Phesi has launched ClinSite, a self-service, artificial intelligence (AI)-powered tool which enables biopharmaceutical companies to search for top-performing investigator sites for clinical trials in all therapeutic areas.
The Software as a Service (SaaS) solution ClinSite incorporates natural language processing and machine learning and was fully automated last year.
The platform incorporates data from 4.2 million physicians and nearly 600,000 investigator sites, identified from over 80,000 sources and 330,000 clinical trials in 240 countries.
Investigator sites which are selected through ClinSite in more than 250 clinical trials have enrolled participants up to 40% faster than other sites.
Phesi founder and president Gen Li said: “ClinSite isn’t just an investigator site search engine; it also updates, cleans, and structures millions of data points automatically and in real-time, for easy filtering and analysis by the users.

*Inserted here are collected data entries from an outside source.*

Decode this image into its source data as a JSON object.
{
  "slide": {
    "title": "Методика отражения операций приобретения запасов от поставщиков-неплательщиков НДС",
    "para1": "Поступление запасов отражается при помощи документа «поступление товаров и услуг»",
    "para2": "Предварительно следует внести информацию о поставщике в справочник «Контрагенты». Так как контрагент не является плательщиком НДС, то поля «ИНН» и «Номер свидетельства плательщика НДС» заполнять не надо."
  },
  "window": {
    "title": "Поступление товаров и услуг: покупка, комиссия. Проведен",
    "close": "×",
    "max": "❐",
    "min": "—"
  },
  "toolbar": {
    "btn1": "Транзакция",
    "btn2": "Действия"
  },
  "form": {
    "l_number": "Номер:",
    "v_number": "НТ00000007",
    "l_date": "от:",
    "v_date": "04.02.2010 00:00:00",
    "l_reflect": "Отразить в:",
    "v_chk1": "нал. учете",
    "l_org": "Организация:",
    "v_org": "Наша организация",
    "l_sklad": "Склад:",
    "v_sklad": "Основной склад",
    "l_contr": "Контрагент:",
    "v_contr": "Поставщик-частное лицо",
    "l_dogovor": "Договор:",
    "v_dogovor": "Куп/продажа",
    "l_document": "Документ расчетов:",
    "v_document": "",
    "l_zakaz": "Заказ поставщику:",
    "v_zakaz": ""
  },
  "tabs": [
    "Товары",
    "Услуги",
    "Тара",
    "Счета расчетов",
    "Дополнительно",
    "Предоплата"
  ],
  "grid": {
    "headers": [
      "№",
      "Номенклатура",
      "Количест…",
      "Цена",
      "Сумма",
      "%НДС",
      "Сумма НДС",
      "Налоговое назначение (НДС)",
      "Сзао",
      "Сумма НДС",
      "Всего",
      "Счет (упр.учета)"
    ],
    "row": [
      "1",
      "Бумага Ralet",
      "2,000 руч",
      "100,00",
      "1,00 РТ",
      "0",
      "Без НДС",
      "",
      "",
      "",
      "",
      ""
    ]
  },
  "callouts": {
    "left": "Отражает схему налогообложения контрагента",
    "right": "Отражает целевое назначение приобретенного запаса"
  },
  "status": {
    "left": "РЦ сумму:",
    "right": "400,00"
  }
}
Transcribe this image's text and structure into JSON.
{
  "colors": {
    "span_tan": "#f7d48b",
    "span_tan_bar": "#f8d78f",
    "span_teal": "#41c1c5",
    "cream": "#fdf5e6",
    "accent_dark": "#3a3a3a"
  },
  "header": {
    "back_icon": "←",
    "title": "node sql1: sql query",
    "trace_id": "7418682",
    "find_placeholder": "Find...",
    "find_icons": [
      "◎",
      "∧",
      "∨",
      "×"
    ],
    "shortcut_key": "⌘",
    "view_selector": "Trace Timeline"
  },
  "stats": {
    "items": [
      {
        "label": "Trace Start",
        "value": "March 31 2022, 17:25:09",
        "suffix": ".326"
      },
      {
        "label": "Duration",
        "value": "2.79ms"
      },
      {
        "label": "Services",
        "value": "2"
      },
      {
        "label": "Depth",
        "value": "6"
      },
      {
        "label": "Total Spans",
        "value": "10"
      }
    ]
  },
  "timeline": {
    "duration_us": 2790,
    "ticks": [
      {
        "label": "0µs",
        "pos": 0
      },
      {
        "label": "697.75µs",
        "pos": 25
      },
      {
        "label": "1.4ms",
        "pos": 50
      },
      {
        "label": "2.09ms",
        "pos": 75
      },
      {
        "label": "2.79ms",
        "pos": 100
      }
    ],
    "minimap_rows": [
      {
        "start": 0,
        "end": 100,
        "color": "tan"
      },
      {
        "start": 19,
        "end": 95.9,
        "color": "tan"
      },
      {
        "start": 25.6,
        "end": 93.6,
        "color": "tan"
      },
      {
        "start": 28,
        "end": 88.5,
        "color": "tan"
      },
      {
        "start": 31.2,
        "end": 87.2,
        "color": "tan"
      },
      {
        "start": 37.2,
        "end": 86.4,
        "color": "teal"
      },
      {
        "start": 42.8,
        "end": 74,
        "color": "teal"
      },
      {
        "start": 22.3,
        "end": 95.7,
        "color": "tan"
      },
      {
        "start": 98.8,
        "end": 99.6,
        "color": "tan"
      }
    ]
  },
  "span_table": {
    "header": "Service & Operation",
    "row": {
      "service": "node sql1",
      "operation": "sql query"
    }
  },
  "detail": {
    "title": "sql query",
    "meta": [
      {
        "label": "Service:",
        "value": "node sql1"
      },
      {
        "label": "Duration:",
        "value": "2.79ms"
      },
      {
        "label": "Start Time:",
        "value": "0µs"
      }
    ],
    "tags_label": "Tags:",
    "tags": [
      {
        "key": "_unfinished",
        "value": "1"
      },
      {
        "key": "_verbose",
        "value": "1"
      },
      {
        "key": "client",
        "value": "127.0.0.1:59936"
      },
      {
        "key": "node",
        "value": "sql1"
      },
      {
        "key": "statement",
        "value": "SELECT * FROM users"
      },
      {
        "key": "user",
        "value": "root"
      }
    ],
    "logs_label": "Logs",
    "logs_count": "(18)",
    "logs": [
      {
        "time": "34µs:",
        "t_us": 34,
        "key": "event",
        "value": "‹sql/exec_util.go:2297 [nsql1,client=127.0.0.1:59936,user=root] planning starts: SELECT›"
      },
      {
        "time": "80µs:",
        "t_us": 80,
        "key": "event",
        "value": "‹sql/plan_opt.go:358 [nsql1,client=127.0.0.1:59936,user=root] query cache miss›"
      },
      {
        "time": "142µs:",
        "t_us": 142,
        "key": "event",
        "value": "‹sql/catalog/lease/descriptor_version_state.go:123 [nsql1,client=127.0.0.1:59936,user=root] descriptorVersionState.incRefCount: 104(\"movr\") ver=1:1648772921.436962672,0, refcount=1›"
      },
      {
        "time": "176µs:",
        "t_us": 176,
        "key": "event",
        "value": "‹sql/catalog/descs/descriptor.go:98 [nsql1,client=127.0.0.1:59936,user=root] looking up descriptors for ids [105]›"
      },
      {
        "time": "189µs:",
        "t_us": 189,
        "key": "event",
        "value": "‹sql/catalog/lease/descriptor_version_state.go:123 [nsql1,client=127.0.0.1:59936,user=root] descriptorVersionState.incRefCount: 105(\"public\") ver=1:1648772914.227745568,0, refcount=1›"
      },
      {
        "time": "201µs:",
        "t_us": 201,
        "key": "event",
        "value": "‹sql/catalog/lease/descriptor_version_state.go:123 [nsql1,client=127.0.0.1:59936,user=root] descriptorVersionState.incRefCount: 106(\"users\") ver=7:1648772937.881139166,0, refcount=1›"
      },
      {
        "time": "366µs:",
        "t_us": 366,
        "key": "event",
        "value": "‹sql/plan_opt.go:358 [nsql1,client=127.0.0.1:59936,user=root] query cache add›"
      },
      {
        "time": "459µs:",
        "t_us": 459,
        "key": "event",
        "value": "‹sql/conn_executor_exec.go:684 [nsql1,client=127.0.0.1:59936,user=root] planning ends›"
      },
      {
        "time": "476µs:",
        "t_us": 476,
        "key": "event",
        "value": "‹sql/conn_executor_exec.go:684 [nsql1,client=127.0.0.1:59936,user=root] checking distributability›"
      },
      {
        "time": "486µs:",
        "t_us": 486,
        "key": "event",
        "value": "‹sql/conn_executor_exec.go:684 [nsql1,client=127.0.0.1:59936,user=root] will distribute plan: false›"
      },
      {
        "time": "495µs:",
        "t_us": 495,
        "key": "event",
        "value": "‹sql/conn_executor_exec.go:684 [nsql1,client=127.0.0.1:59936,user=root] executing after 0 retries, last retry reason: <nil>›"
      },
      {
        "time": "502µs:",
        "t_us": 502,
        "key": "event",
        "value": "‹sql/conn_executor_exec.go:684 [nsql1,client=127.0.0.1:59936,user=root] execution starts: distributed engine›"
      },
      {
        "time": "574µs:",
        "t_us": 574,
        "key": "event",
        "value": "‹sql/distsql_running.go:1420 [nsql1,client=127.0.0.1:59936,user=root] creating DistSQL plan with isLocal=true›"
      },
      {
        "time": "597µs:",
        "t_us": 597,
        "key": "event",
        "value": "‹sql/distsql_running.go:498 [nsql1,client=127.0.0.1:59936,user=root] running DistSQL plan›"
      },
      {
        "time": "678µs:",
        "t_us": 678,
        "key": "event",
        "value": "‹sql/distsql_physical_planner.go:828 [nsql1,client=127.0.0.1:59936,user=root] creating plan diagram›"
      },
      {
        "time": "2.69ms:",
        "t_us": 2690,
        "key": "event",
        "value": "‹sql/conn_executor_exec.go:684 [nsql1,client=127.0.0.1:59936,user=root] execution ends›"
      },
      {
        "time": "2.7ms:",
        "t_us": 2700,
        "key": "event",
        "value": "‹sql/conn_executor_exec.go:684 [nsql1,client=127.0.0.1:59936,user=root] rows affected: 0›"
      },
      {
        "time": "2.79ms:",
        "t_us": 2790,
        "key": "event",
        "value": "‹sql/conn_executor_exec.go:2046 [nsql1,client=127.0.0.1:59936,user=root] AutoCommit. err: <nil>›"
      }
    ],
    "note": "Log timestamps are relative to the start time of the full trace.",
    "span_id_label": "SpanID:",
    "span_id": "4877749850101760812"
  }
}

“Phesi’s algorithms combine data and model ’what if‘ scenarios, enabling clinical trial sponsors and designers to make well-informed and quick decisions – saving precious time and money in getting new therapies to patients.”
According to a recent survey of 761 clinical trials from Phesi’s database, it was analysed that 30% of Phase III trials experienced a delay of at least three months.
Even one such delay can have tremendous financial effects, considering recently published data estimating the median cost of a Phase III clinical trial at $19m and a per-patient cost of $44,117.
Phesi board member Steve Arlington said: “It is nearly impossible to gauge investigator site performance, one of the main reasons for poor site selection when using traditional trial planning methods.
“Using an AI-driven tool like ClinSite enables sponsors to automatically compare relevant trials and pinpoint global sites with the right expertise and proven performance for a given protocol design in any therapeutic area.”
Next year, the company also intends to launch a fully integrated module that will help trial sponsors optimise design of study protocols.